Il ne faut pas croire, jeunes gens, que les socialistes aient réfuté et rejeté ce que j’appellerai, pour ne blesser personne, la théorie des dissonances. Non, quoi qu’ils en disent, ils l’ont tenue pour vraie ; et c’est justement parce qu’ils la tiennent pour vraie qu’ils proposent de substituer la Contrainte à la Liberté, l’organisation artificielle à l’organisation naturelle, l’œuvre de leur invention à l’œuvre de Dieu. Ils disent à leurs adversaires (et en cela je ne sais s’ils ne sont pas plus conséquents qu’eux) : Si, comme vous l’aviez annoncé, les intérêts humains laissés à eux-mêmes tendaient à se combiner harmonieusement, nous n’aurions rien de mieux à faire qu’à accueillir et glorifier, comme vous, la Liberté. Mais vous avez démontré d’une manière invincible que les intérêts, si on les laisse se développer librement, poussent l’humanité vers l’injustice, l’inégalité, le paupérisme et la stérilité.

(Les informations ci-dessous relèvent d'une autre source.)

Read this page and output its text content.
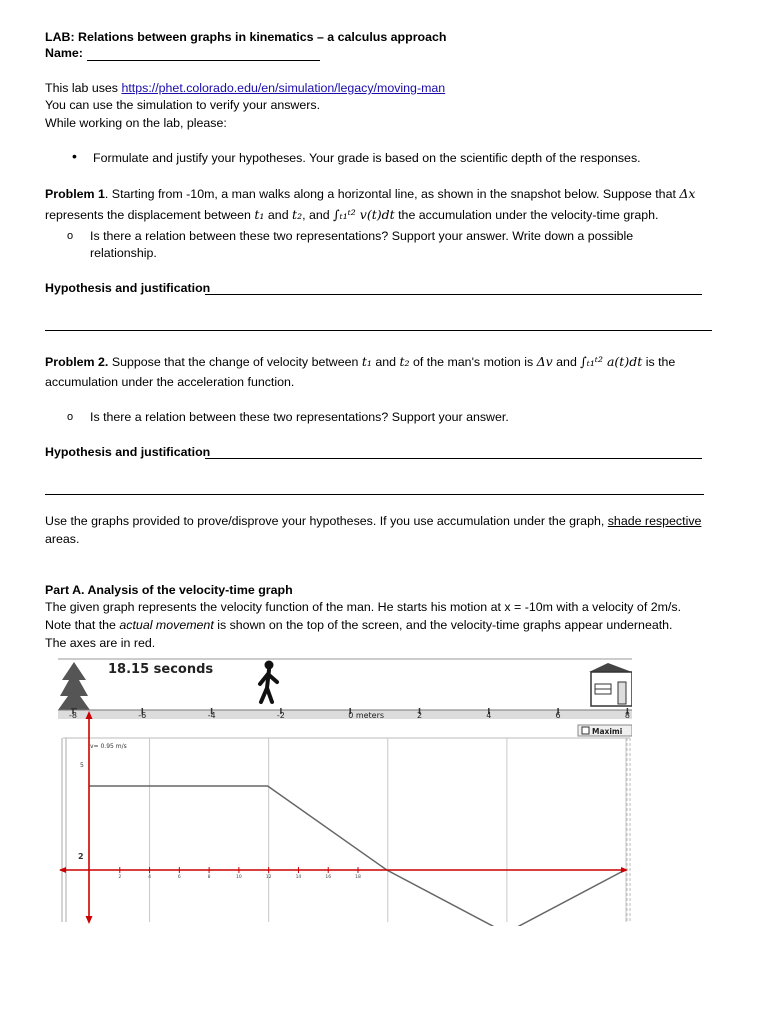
LAB: Relations between graphs in kinematics – a calculus approach
Name:
This lab uses https://phet.colorado.edu/en/simulation/legacy/moving-man
You can use the simulation to verify your answers.
While working on the lab, please:
• Formulate and justify your hypotheses. Your grade is based on the scientific depth of the responses.
Problem 1. Starting from -10m, a man walks along a horizontal line, as shown in the snapshot below. Suppose that Δx
represents the displacement between t₁ and t₂, and ∫ₜ₁ᵗ² v(t)dt the accumulation under the velocity-time graph.
o Is there a relation between these two representations? Support your answer. Write down a possible
relationship.
Hypothesis and justification
Problem 2. Suppose that the change of velocity between t₁ and t₂ of the man's motion is Δv and ∫ₜ₁ᵗ² a(t)dt is the
accumulation under the acceleration function.
o Is there a relation between these two representations? Support your answer.
Hypothesis and justification
Use the graphs provided to prove/disprove your hypotheses. If you use accumulation under the graph, shade respective
areas.
Part A. Analysis of the velocity-time graph
The given graph represents the velocity function of the man. He starts his motion at x = -10m with a velocity of 2m/s.
Note that the actual movement is shown on the top of the screen, and the velocity-time graphs appear underneath.
The axes are in red.
18.15 seconds
-8	-6	-4	-2	0 meters	2	4	6	8
Maximi
v= 0.95 m/s
5
2
2	4	6	8	10	12	14	16	18
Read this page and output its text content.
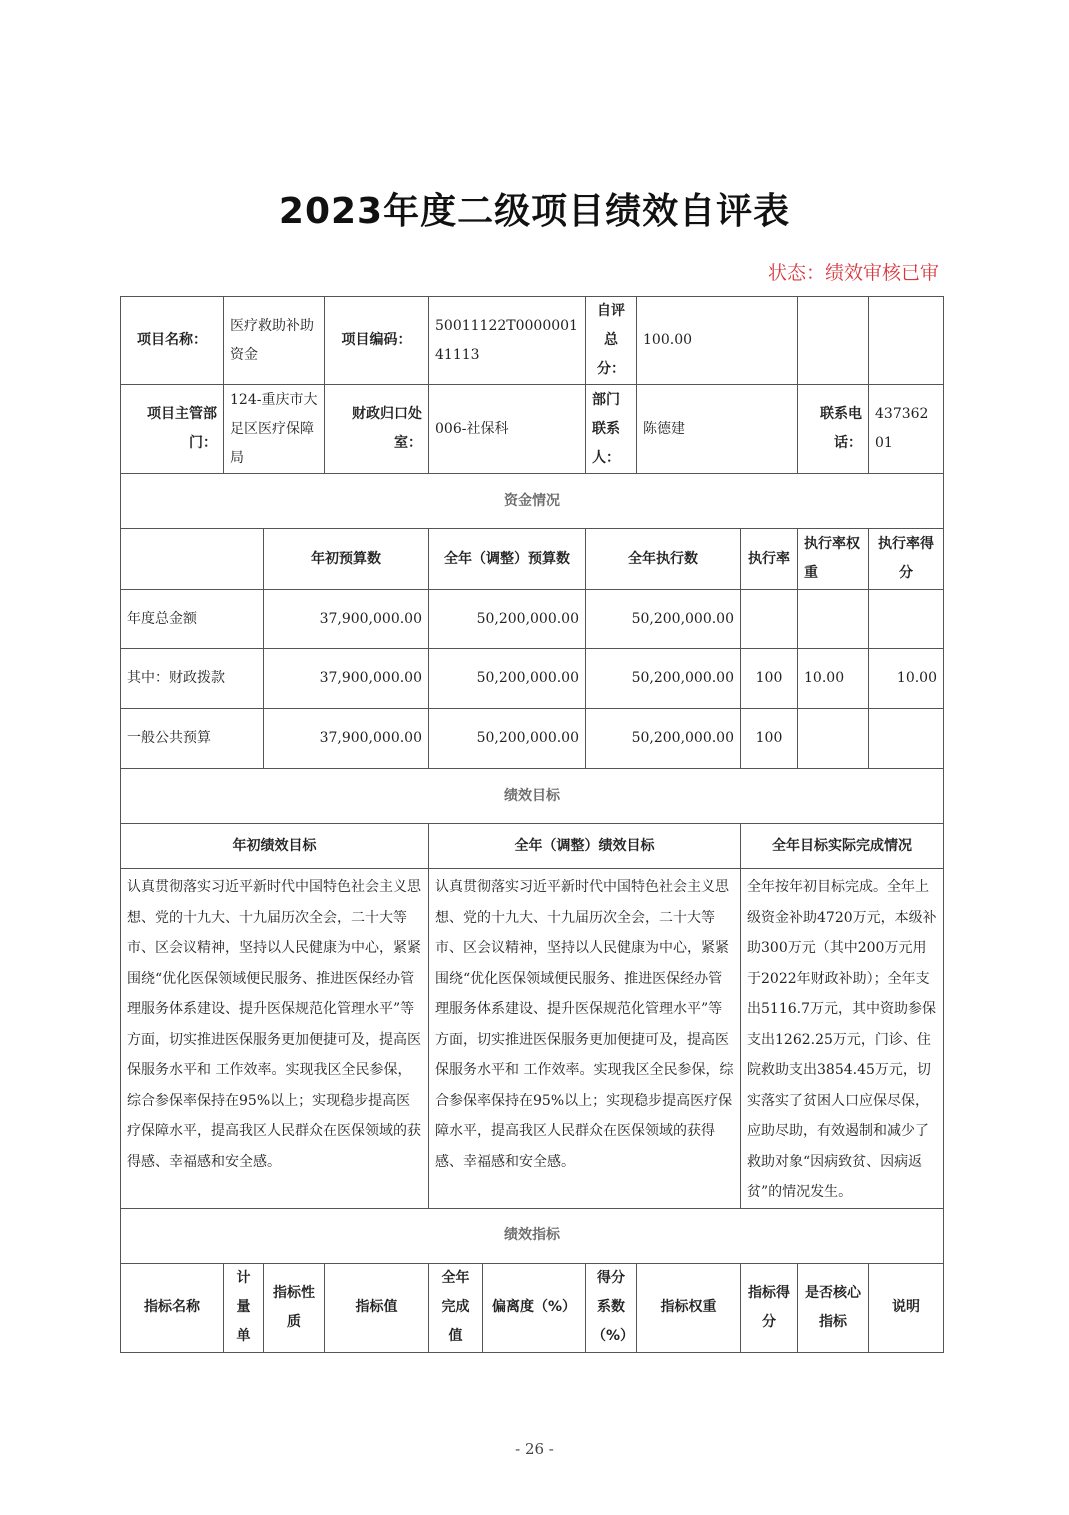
2023年度二级项目绩效自评表
状态：绩效审核已审
项目名称：	医疗救助补助资金		项目编码：	50011122T000000141113		自评总分：	100.00			
项目主管部门：	124-重庆市大足区医疗保障局		财政归口处室：	006-社保科		部门联系人：	陈德建		联系电话：	43736201
资金情况										
		年初预算数		全年（调整）预算数		全年执行数		执行率	执行率权重	执行率得分
年度总金额		37,900,000.00		50,200,000.00		50,200,000.00				
其中：财政拨款		37,900,000.00		50,200,000.00		50,200,000.00		100	10.00	10.00
一般公共预算		37,900,000.00		50,200,000.00		50,200,000.00		100		
绩效目标										
年初绩效目标				全年（调整）绩效目标				全年目标实际完成情况		
认真贯彻落实习近平新时代中国特色社会主义思想、党的十九大、十九届历次全会，二十大等市、区会议精神，坚持以人民健康为中心，紧紧围绕“优化医保领域便民服务、推进医保经办管理服务体系建设、提升医保规范化管理水平”等方面，切实推进医保服务更加便捷可及，提高医保服务水平和 工作效率。实现我区全民参保，综合参保率保持在95%以上；实现稳步提高医疗保障水平，提高我区人民群众在医保领域的获得感、幸福感和安全感。				认真贯彻落实习近平新时代中国特色社会主义思想、党的十九大、十九届历次全会，二十大等市、区会议精神，坚持以人民健康为中心，紧紧围绕“优化医保领域便民服务、推进医保经办管理服务体系建设、提升医保规范化管理水平”等方面，切实推进医保服务更加便捷可及，提高医保服务水平和 工作效率。实现我区全民参保，综合参保率保持在95%以上；实现稳步提高医疗保障水平，提高我区人民群众在医保领域的获得感、幸福感和安全感。				全年按年初目标完成。全年上级资金补助4720万元，本级补助300万元（其中200万元用于2022年财政补助）；全年支出5116.7万元，其中资助参保支出1262.25万元，门诊、住院救助支出3854.45万元，切实落实了贫困人口应保尽保，应助尽助，有效遏制和减少了救助对象“因病致贫、因病返贫”的情况发生。		
绩效指标										
指标名称	计量单	指标性质	指标值	全年完成值	偏离度（%）	得分系数（%）	指标权重	指标得分	是否核心指标	说明
- 26 -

Eh bien ! nous réagissons contre votre théorie précisément parce qu’elle est vraie ; nous voulons briser la société actuelle précisément parce qu’elle obéit aux lois fatales que vous avez décrites ; nous voulons essayer de notre puissance, puisque la puissance de Dieu a échoué.

Ainsi, on s’accorde sur le point de départ, on ne se sépare que sur la conclusion.